Sepsis is infection-associated organ dysfunction. Septic shock is a more severe subset in which the patient requires vasopressors to maintain MAP of 65 mmHg or greater and has a serum lactate greater than 2 mmol/L despite adequate fluid resuscitation.
Is there still a classification called severe sepsis?
Clinically, Sepsis-3 moved away from the term “severe sepsis” because sepsis already implies organ dysfunction. However, “severe sepsis” still appears in ICD-10-CM coding, particularly with R65.20 and R65.21, so clinicians still encounter it in documentation and coding workflows.
What infections most commonly lead to sepsis?
Common sources include pneumonia, urinary tract infection, intra-abdominal infection, skin and soft tissue infection, and bloodstream infection. Bacterial infections are common, but viral and fungal infections can also lead to sepsis.
Does sepsis cause a rash?
It can, but not always. Rash is not required for diagnosis. When present, skin findings may reflect the infectious source, coagulation abnormalities, or poor perfusion rather than a single classic “sepsis rash.”
What are the criteria clinicians should use?
Adult clinicians should think in terms of suspected or documented infection plus acute organ dysfunction. SOFA is the formal Sepsis-3 framework, while qSOFA can be a quick bedside prompt for higher-risk patients outside the intensive care unit.
What is the mortality rate for sepsis?
There is no single mortality rate that applies to all sepsis because case mix and severity vary widely. A widely cited benchmark from Sepsis-3 is that septic shock, defined by vasopressor need plus lactate greater than 2 mmol/L after adequate fluids, is associated with hospital mortality greater than 40%.
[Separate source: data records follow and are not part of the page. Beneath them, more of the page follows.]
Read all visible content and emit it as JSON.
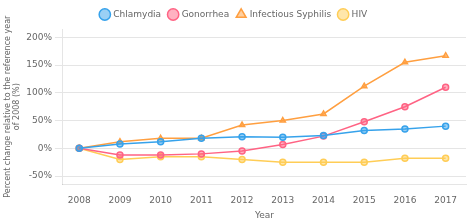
{
  "chart_data": {
    "type": "line",
    "x": [
      2008,
      2009,
      2010,
      2011,
      2012,
      2013,
      2014,
      2015,
      2016,
      2017
    ],
    "series": [
      {
        "name": "Chlamydia",
        "marker": "circle",
        "values": [
          0,
          8,
          12,
          18,
          21,
          20,
          23,
          32,
          35,
          40
        ]
      },
      {
        "name": "Gonorrhea",
        "marker": "circle",
        "values": [
          0,
          -12,
          -12,
          -10,
          -5,
          7,
          22,
          48,
          75,
          110
        ]
      },
      {
        "name": "Infectious Syphilis",
        "marker": "triangle",
        "values": [
          0,
          12,
          18,
          18,
          42,
          50,
          62,
          112,
          155,
          167
        ]
      },
      {
        "name": "HIV",
        "marker": "circle",
        "values": [
          0,
          -20,
          -15,
          -15,
          -20,
          -25,
          -25,
          -25,
          -18,
          -18
        ]
      }
    ],
    "xlabel": "Year",
    "ylabel": "Percent change relative to the reference year\nof 2008 (%)",
    "xlim": [
      2007.6,
      2017.5
    ],
    "xticks": [
      2008,
      2009,
      2010,
      2011,
      2012,
      2013,
      2014,
      2015,
      2016,
      2017
    ],
    "ylim": [
      -65,
      215
    ],
    "yticks": [
      {
        "value": -50,
        "label": "-50%"
      },
      {
        "value": 0,
        "label": "0%"
      },
      {
        "value": 50,
        "label": "50%"
      },
      {
        "value": 100,
        "label": "100%"
      },
      {
        "value": 150,
        "label": "150%"
      },
      {
        "value": 200,
        "label": "200%"
      }
    ],
    "grid": "y",
    "legend": "top"
  }
}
What ICD-10 code should clinicians document for sepsis?
There is no single universal sepsis code. The correct ICD-10-CM approach is usually to document the underlying systemic infection first and then add R65.20 for severe sepsis without septic shock or R65.21 for severe sepsis with septic shock, along with organ dysfunction codes as appropriate.
What is the single most important thing clinicians should know about sepsis?
Sepsis is a time-sensitive syndrome of infection plus organ dysfunction, and early presentations are often subtle. Waiting for classic shock physiology can delay care; new confusion, tachypnea, hypotension, oliguria, or other acute organ dysfunction in a patient with infection should trigger immediate aggressive resuscitation and frequent reassessments.